A spaceship does not a sci-fi make. Also there is no "AI" in Star Wars. Star Wars is clearly a fantasy series set in space.
 
Incendies is pretty tough, be prepared for that. I really like that movie, but you can see how much better he has gotten when you look at the technical side of things.

Harrison Ford has a message for everyone arguing about whether Star Wars is scifi or fantasy:

giphy.gif

Star Wars is fantasy Sci-Fi.
 

Moonkid

Member
I'm liking this acknowledgement of Incendies a lot. It's probably the film that has me feeling reassured the most for BR2049.
 
A spaceship does not a sci-fi make. Also there is no "AI" in Star Wars. Star Wars is clearly a fantasy series set in space.
Like half the droids in Star Wars are self-aware machines.

I mean, it's pretty clear that the universe is too broad to stuff Star Wars into the "it's fantasy" category. Any Star Wars story without Jedis, Sith, or the Force is very clearly a sci-fi story: clones, aliens, advanced technology, space travel and space ships and faster-than-light drives, laser guns, space empires and galactic war, and so on. It's all very pulp sci-fi/space opera.
 

NimbusD

Member
Genuinely shocked. Not because people involved aren't good, just that when has anything like this actually succeeded critically.
 

overcast

Member
If it gets great reviews, let's say 90% or above, you guys think it'll put this movie anywhere near a solid BO gross?

Primary concerns even if it's critically acclaimed are the long run time, if it's anything like the first I can see it being divisive for the "casual" crowd, and this shit cost 185 million to make.
 
If it gets great reviews, let's say 90% or above, you guys think it'll put this movie anywhere near a solid BO gross?

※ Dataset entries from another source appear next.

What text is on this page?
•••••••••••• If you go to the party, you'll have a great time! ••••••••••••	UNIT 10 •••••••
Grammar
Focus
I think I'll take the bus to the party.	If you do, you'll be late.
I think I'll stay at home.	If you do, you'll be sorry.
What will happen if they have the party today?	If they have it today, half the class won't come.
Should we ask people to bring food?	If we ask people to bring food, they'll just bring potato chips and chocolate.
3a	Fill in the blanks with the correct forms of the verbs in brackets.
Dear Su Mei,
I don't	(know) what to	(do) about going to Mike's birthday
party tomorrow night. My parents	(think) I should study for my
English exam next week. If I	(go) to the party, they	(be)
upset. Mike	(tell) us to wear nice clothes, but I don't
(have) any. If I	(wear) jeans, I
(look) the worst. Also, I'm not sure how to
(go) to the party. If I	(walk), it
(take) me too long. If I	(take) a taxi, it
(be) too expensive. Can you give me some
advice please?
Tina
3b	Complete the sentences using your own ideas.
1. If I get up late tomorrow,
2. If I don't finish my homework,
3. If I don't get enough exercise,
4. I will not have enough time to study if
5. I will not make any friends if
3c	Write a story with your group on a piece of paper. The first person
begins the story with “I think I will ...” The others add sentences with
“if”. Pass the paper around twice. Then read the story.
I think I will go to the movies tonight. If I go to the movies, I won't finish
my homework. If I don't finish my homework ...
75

Primary concerns even if it's critically acclaimed are the long run time, if it's anything like the first I can see it being divisive for the "casual" crowd, and this shit cost 185 million to make.

It's apparently a slow burning near 3 hour hard sci-fi film... good luck finding box office success! I'm amazed this was green lit with a budget that high, honestly.

This should give you a good idea of possible box office success: http://www.imdb.com/search/title?genres=sci_fi&sort=boxoffice_gross_us,desc&page=1&ref_=adv_prv
 

SiteSeer

Member
If it gets great reviews, let's say 90% or above, you guys think it'll put this movie anywhere near a solid BO gross?

Primary concerns even if it's critically acclaimed are the long run time, if it's anything like the first I can see it being divisive for the "casual" crowd, and this shit cost 185 million to make.

with a dedicated enough fan base, i'm sure they'll milk it for years to come. bluray, 4k. 8k. 3d. vr. etc. etc.
 
It's apparently a slow burning near 3 hour hard sci-fi film... good luck finding box office success! I'm amazed this was green lit with a budget that high, honestly.

This should give you a good idea of possible box office success: http://www.imdb.com/search/title?genres=sci_fi&sort=boxoffice_gross_us,desc&page=1&ref_=adv_prv
If Arrival - an unorthodox first contact sci-fi story that revolves around linguistics - can make over $200 million, I think a new Blade Runner will at least make back its budget
 
I'm thinking Arrival + about 50 million with great reviews. Worldwide I mean.

It's still Blade Runner, a cult classic. I think it will do 300M-500M. Which, to be fair, is a pretty wide range, but I can see this either having really long legs, or not really resonating with the audience.

This may be a slow-burn noir thriller drama, but that'll appeal to way more people than Arrival IMO
Yeah, the marketing campaign could make people thing that this is more of an action movie, which again, could affect WoM in a bad way.
 
Incendies > Sicario > Enemy > Prisoners > Arrival

He's a pretty exciting director. I don't like him as much as Nolan but he's the closest analogous director to him right now and certainly handles some things better such as exposition
Enemy > Arrival > Incendies > Polytechnique > Prisoners > Sicario

All good films, btw. Just Sicario was a bit disappointing. And I love his more out there stuff. Great variety.